Defaulting to user installation because normal site-packages is not writeable
Note: you may need to restart the kernel to use updated packages.


In [None]:
import pandas as pd
import os 
from sqlalchemy import create_engine
import logging 
import time 

# Set up logging
logging.basicConfig(
    filename='Logs/ingestion_db.log',
    level=logging.DEBUG,
    format="%(asctime)s-%(levelname)s-%(message)s",
    filemode="a"
)

# PostgreSQL connection info
username = 'postgres'
password = '1542'
host = 'localhost'
port = '5432'
database = 'Project'

# Create SQLAlchemy engine
engine = create_engine(f'postgresql+psycopg2://{username}:{password}@{host}:{port}/{database}')
print("Connection established successfully!")

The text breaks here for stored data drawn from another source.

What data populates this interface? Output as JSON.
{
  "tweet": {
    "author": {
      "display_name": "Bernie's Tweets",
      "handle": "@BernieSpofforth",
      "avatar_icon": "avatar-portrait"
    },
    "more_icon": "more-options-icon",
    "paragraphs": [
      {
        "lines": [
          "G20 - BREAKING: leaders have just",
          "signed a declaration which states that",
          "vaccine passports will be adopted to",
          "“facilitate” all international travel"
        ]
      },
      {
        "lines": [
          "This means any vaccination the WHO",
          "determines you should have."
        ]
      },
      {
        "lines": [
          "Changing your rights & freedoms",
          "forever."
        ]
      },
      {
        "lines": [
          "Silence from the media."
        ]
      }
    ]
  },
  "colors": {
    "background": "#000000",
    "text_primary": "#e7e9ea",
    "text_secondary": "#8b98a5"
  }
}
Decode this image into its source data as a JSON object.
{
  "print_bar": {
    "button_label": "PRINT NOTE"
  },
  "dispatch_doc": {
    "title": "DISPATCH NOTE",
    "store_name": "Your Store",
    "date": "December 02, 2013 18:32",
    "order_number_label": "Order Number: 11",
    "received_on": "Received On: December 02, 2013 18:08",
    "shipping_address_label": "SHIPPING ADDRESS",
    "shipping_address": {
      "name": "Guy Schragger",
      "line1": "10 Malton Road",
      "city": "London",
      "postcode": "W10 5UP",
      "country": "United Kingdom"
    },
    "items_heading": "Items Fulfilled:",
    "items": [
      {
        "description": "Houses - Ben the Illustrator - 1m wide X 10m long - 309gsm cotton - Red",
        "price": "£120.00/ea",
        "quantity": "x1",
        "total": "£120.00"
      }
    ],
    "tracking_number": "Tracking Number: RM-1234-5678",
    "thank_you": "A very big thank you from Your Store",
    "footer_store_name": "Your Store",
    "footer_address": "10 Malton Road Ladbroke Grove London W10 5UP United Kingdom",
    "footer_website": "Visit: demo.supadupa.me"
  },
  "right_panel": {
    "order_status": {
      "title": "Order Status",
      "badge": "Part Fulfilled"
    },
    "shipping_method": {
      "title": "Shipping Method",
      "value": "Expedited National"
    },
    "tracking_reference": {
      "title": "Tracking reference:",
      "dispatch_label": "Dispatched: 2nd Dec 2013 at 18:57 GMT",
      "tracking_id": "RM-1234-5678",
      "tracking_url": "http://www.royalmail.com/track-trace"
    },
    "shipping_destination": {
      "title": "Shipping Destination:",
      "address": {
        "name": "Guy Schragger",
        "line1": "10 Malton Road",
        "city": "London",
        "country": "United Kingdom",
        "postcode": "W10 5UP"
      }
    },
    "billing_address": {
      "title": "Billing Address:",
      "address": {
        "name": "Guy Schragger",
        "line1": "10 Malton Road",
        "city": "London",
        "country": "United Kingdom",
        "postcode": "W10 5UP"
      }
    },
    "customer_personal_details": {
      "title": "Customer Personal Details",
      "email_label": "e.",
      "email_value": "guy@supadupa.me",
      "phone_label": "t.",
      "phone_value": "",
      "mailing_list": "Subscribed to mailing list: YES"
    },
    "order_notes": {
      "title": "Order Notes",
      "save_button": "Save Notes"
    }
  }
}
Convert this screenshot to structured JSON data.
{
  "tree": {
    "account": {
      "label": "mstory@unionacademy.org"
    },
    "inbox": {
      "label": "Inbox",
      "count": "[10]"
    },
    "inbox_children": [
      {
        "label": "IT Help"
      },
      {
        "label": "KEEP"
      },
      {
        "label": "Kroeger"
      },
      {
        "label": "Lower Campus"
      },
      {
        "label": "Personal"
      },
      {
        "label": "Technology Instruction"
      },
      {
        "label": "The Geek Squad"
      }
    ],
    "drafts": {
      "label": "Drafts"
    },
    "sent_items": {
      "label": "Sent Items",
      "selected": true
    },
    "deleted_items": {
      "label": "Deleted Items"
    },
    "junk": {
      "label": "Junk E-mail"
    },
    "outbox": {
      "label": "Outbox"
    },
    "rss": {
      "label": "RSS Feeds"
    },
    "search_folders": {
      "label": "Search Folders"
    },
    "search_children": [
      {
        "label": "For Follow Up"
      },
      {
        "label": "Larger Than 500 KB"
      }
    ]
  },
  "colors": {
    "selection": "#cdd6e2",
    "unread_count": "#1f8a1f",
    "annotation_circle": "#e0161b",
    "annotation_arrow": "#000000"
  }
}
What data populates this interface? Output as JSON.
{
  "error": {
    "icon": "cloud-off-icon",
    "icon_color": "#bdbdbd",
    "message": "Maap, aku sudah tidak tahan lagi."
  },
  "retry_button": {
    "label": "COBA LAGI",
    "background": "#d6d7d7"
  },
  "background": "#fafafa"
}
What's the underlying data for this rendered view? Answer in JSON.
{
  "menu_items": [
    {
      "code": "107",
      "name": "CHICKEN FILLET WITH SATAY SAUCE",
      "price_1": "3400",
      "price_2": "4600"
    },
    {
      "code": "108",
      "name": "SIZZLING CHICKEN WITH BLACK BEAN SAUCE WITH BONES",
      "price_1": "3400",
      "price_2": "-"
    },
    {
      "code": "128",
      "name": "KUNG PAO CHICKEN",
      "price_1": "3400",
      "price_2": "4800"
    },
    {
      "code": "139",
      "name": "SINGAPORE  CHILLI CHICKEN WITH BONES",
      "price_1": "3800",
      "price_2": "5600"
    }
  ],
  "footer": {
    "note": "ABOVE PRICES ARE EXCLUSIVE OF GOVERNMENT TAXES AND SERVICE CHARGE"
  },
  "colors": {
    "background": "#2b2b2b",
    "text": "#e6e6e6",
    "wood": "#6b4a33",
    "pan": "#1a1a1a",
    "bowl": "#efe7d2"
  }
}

def ingest_db(df, table_name, engine, chunk_size=100000):
    '''Ingest smaller DataFrames into PostgreSQL'''
    df.to_sql(table_name, con=engine, if_exists='replace', index=False, chunksize=chunk_size, method='multi')


def load_raw_data():
    '''Loads all CSVs and ingests into DB'''
    start = time.time()
    
    for file in os.listdir('data'):
        if file.endswith('.csv'):
            table_name = file[:-4]  # remove .csv extension
            file_path = f'data/{file}'
            try:
                if 'sales' in file or 'inventory' in file or 'purchases' in file:
                    # Create table first with just headers
                    pd.read_csv(file_path, nrows=1).to_sql(table_name, con=engine, if_exists='replace', index=False)
                    logging.info(f'{table_name}: Table created with headers.')

                    # Append in chunks
                    chunk_iter = pd.read_csv(file_path, chunksize=100000)
                    for i, chunk in enumerate(chunk_iter):
                        chunk.to_sql(table_name, con=engine, if_exists='append', index=False, method='multi')
                        logging.info(f'{table_name}: Inserted chunk {i} with shape {chunk.shape}')
                else:
                    df = pd.read_csv(file_path)
                    ingest_db(df, table_name, engine)
                    logging.info(f'{table_name}: Ingested successfully!')

            except Exception as e:
                logging.error(f'{table_name}: Error ingesting - {str(e)}')

    end = time.time()
    total_time = (end - start) / 60
    logging.info('Ingestion complete.')
    logging.info(f'Total time taken: {total_time:.2f} minutes')


# Run the ingestion function
if __name__ == '__main__':
    load_raw_data()


Connection established successfully!